Хаста, согнувшись, отлетел прямо на торговца. Одна его рука тут же схватила кошель и приподняла его, вторая умело чиркнула по шнуру.

— О, простите! — спеша исчезнуть с глаз долой, пробормотал Хаста.

— Глядите, идут!

Шествие приближалось. Седобородый, с осознанием важности своего дела, запускал ладонь в глубокую миску и щедро рассыпал жито перед богатыми носилками.

«Лишь бы теперь удалось… Да пребудет со мной Исварха в этом не совсем благопристойном, но столь нужном деле!»

Жрец из диких земель вновь запустил руку в миску, взмахнул ею — и в тот же миг Хаста повторил его движение. Золотые монеты из разрезанного кошеля со звоном покатились по плитам мостовой.

— Господь Солнце принял дары! Люди добрые, это все вам! — заорал Хаста.

И толпа множеством голосом подхватила его крик.

— Исварха принял дары!

Ошеломленный жрец остановился. Кустистые брови его вздыбились и сошлись на переносице. Перед ним, будто позабыв об остановившемся шествии, бушевала толпа, жаждущая заполучить истинные свидетельства щедрости Господа. Стража бросилась разгонять людской водоворот, впрочем не сильно усердствуя. Ведь только что каждый своими глазами видел, как обычное зерно обратилось в золото.

Но жреца, похоже, это чудо вовсе не порадовало. Он продолжал хмуриться, упрямо наклонив голову и сведя вместе указательные пальцы рук. И вдруг Хаста явственно услышал, как посреди синего небосвода, едва украшенного редкими облаками, пророкотал гром. По улице, вздымая полы одежды, пронесся порыв холодного ветра, и вдруг начало быстро темнеть. Небо над столицей прямо на глазах затягивалось тучами.

— Святое Солнце, это же облакопрогонник! — завороженно прошептал Хаста.

Слышать о таких чародеях ему доводилось, но вот наблюдать воочию — впервые. В другой раз он непременно остался бы поглядеть, чем все завершится. Однако сейчас для этого времени не было.

«Надеюсь, меня не поразит молния. И кто бы там ни сидел — пусть он будет добр ко мне…»

Улучив миг, когда задние носильщики отвернулись, чтобы гневно рявкнуть на очередного толкнувшего их бродягу, Хаста стремглав юркнул внутрь переносного шатра. И тут же торопливо зашептал:

— Умоляю, не гоните меня! Я прошу защиты…
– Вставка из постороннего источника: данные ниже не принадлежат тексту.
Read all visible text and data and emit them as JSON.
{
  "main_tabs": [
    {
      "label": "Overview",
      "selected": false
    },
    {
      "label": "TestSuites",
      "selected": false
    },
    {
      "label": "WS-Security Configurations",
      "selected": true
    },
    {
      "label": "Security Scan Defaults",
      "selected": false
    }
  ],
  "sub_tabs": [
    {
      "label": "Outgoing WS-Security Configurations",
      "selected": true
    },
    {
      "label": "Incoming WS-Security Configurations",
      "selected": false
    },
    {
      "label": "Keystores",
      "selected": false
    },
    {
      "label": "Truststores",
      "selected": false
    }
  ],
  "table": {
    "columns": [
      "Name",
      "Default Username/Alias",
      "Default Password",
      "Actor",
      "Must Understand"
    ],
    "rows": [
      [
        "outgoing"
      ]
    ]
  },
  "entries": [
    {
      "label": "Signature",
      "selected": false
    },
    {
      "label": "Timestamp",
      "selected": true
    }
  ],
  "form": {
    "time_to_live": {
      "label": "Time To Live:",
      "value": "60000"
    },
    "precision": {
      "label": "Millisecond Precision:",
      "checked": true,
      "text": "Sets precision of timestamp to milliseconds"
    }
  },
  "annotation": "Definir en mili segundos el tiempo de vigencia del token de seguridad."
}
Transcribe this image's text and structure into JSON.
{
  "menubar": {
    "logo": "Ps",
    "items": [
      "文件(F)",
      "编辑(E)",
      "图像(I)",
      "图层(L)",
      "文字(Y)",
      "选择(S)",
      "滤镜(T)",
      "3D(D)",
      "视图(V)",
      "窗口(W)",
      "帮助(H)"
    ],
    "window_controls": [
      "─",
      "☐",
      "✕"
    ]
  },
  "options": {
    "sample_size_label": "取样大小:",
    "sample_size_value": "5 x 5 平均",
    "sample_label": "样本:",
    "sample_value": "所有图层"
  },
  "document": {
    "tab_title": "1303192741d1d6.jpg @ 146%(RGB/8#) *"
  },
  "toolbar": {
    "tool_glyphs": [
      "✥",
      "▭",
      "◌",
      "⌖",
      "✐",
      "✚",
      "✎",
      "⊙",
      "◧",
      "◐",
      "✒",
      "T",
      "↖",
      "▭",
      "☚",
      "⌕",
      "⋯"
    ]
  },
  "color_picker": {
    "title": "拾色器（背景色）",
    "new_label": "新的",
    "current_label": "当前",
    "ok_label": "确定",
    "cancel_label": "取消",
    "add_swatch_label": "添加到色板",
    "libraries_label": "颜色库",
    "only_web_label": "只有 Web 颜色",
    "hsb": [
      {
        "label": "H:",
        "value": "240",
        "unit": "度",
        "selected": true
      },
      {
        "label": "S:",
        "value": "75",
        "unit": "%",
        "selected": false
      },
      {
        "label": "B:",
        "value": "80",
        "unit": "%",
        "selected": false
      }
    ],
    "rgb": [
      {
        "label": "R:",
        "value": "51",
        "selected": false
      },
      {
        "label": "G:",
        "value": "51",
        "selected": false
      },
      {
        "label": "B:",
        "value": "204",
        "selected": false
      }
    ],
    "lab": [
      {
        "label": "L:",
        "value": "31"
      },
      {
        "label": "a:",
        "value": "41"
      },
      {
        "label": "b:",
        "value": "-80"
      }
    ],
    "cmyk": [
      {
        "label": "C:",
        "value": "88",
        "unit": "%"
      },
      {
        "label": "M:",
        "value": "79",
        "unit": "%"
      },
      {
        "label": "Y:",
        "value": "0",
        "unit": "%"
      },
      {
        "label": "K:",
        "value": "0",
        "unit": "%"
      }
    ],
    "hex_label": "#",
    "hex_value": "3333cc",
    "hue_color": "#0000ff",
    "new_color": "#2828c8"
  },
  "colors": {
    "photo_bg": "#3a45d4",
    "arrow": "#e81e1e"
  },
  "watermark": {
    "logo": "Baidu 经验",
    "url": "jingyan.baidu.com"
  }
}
Последние слова он не договорил. Объяснять что бы то ни было в шатре было некому. В синеватом сумраке пахло как в амбаре — спелым зерном и медом, громоздились какие-то корзины… А в середине на постаменте высилось удивительное изваяние. Огромные тяжелые груди, несомненно, указывали на то, что перед ним кормящая мать, — вот только почему грудей было четыре? Кроме того, у существа было два лица, обращенные в разные стороны, — одно светлое, цвета обожженной глины, другое совершенно черное. И хотя тело неведомой богини было изваяно очень тщательно, оба лица ее мало напоминали человеческие…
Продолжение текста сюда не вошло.